I might be wrong about the passionfruit but it certainly had a similar tart and sweet flavour. Cool and refreshing, this bite was the perfect way to reset before the final main dish. Lastly, we had arrived at the big meat course which involved a bison strip loin, barley salad, apple, and jus.
This gorgeous piece of ruby-coloured bison was cooked to a medium-rare perfection. The generous portion was wonderfully tender while still having a decent bite to it. I loved everything below the meat as well. The barley salad and bits of apple were simple with an accent of crispy fried kale. And the acidity from the jus did a great job of balancing all of the flavours. For a big protein dish, it wasn't too heavy at all. Simple ingredients and expert execution. Finally, there was dessert. A creamy apple espuma encasing a cake with a burnt tuile on top.

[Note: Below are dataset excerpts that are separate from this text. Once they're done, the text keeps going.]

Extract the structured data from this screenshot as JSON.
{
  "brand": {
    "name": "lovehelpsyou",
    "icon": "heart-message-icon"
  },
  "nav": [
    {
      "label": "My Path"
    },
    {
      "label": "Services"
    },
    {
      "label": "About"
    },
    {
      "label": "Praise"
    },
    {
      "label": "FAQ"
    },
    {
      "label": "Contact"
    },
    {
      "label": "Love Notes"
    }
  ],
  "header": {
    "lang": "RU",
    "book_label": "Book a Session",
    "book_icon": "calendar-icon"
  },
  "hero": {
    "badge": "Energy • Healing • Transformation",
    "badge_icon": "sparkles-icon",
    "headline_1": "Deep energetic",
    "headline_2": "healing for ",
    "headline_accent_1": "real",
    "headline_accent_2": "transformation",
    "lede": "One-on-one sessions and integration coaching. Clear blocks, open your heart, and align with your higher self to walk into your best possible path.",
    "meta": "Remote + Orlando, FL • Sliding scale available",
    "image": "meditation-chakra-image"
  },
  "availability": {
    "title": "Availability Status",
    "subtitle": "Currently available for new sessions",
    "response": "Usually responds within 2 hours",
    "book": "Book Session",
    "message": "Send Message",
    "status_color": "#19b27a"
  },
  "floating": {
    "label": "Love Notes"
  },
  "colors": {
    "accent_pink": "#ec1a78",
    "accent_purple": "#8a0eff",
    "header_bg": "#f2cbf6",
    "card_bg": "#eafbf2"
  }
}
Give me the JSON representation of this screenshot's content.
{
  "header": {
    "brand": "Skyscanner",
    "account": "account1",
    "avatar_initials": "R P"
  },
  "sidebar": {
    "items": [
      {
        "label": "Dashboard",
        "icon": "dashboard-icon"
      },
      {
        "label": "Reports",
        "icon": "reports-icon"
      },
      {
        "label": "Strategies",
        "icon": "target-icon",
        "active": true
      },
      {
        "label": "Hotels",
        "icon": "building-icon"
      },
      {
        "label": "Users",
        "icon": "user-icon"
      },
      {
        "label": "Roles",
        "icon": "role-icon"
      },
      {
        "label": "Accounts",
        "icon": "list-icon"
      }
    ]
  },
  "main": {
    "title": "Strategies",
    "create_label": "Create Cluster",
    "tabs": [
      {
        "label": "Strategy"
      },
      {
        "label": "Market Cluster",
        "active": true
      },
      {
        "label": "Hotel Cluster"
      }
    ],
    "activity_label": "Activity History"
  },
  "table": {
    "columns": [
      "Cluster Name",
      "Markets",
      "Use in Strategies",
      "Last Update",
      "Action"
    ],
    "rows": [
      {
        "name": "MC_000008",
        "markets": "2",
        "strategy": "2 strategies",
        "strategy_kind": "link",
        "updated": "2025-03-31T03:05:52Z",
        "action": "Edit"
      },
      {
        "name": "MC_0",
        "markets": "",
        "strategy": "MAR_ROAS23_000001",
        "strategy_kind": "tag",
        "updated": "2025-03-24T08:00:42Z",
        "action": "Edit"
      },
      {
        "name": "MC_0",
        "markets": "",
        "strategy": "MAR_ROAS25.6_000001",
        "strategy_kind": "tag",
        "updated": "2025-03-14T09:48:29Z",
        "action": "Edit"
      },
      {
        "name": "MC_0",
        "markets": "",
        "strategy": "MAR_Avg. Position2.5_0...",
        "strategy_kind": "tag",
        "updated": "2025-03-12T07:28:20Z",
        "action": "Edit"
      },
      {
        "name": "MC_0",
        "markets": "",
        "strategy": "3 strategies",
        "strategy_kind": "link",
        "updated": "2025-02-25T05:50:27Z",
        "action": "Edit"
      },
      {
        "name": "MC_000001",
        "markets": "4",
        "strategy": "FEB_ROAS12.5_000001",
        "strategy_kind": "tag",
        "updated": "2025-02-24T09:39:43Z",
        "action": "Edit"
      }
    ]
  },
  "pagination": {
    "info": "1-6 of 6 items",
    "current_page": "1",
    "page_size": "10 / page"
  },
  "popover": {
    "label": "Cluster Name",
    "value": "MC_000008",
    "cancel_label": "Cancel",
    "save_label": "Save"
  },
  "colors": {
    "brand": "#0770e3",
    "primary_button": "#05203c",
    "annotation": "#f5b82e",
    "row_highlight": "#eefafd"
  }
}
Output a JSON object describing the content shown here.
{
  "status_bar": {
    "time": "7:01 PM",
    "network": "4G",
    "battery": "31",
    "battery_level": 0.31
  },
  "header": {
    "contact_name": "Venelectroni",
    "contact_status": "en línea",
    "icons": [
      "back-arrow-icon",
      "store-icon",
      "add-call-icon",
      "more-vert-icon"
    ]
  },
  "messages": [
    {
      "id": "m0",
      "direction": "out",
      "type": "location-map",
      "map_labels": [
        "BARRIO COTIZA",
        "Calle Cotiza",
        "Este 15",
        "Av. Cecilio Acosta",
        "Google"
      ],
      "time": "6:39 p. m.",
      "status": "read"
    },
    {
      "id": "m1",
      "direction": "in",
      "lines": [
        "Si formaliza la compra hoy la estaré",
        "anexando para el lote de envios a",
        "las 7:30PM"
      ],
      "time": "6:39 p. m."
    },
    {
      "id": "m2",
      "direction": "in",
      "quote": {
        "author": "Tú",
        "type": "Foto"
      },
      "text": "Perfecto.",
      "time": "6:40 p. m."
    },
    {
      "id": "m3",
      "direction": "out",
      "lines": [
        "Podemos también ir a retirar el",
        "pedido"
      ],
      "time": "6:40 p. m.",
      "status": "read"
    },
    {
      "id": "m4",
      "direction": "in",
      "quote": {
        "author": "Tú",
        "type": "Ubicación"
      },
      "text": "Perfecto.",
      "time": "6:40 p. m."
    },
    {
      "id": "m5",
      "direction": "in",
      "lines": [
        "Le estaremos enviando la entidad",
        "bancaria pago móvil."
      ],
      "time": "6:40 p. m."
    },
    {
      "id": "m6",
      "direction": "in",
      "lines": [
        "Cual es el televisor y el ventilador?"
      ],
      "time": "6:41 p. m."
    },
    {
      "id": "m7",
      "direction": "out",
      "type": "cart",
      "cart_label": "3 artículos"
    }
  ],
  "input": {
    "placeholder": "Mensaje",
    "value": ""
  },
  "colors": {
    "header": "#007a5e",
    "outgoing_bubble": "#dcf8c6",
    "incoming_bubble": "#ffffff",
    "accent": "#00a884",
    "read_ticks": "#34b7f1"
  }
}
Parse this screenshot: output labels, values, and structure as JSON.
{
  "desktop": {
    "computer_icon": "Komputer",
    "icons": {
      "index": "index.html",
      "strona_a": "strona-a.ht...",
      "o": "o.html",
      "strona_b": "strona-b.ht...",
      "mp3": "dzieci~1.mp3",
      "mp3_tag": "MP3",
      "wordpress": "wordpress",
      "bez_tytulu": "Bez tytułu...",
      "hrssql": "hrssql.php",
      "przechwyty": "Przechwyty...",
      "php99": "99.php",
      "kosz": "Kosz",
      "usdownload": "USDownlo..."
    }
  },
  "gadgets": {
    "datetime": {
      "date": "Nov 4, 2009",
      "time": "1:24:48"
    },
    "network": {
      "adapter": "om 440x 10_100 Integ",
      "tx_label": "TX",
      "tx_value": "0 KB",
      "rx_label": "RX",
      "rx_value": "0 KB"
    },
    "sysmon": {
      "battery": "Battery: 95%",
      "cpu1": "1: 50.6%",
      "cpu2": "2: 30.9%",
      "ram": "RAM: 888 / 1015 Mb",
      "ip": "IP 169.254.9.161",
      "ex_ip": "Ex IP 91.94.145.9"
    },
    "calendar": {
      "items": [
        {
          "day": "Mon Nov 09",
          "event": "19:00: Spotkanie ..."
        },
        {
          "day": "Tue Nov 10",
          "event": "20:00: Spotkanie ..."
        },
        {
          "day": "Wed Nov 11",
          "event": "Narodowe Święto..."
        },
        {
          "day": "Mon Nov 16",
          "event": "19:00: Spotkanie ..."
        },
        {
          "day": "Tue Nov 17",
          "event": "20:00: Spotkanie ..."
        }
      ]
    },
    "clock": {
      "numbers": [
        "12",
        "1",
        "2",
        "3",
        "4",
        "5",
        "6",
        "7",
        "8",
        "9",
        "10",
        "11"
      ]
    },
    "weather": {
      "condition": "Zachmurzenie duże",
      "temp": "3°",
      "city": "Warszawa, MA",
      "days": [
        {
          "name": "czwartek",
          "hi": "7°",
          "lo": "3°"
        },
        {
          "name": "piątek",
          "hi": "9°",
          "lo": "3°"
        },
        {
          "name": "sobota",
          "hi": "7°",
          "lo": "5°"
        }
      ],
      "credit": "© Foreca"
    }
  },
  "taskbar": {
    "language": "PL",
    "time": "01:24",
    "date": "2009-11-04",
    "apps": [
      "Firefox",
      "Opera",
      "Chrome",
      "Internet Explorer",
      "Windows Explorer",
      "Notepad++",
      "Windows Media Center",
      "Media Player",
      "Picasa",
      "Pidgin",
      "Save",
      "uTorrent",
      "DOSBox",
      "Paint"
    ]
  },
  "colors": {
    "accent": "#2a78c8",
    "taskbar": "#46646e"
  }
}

Unlike any dessert that I've ever had before, I'm finding it difficult to find the words to describe this one. Incredibly light, a creamy, airy, apple-flavoured foam enveloped a small cake. The cake on the inside was moist and somehow sat suspended in the middle of a cloud. The tuile on top reminded me of the top layer on a crème brulée. This was a new and delightful experience. An ideal finishing move. RGE RD is typically thought of as a pretty meat-centric restaurant, what with the whole nose-to-tail concept and all. However, I was pretty pleased to see that their tasting menu didn't lean heavily on meats. This menu showed everything that they are capable of, which includes proficiency in a wide range of dishes. In my opinion, RGE RD has found their stride. They have reinvented themselves enough to stay fresh, while continuing to maintain the level of care and quality that made them special in the first place. Easily one of the best restaurants in the city. If you haven't paid them a visit in a while, now is the time.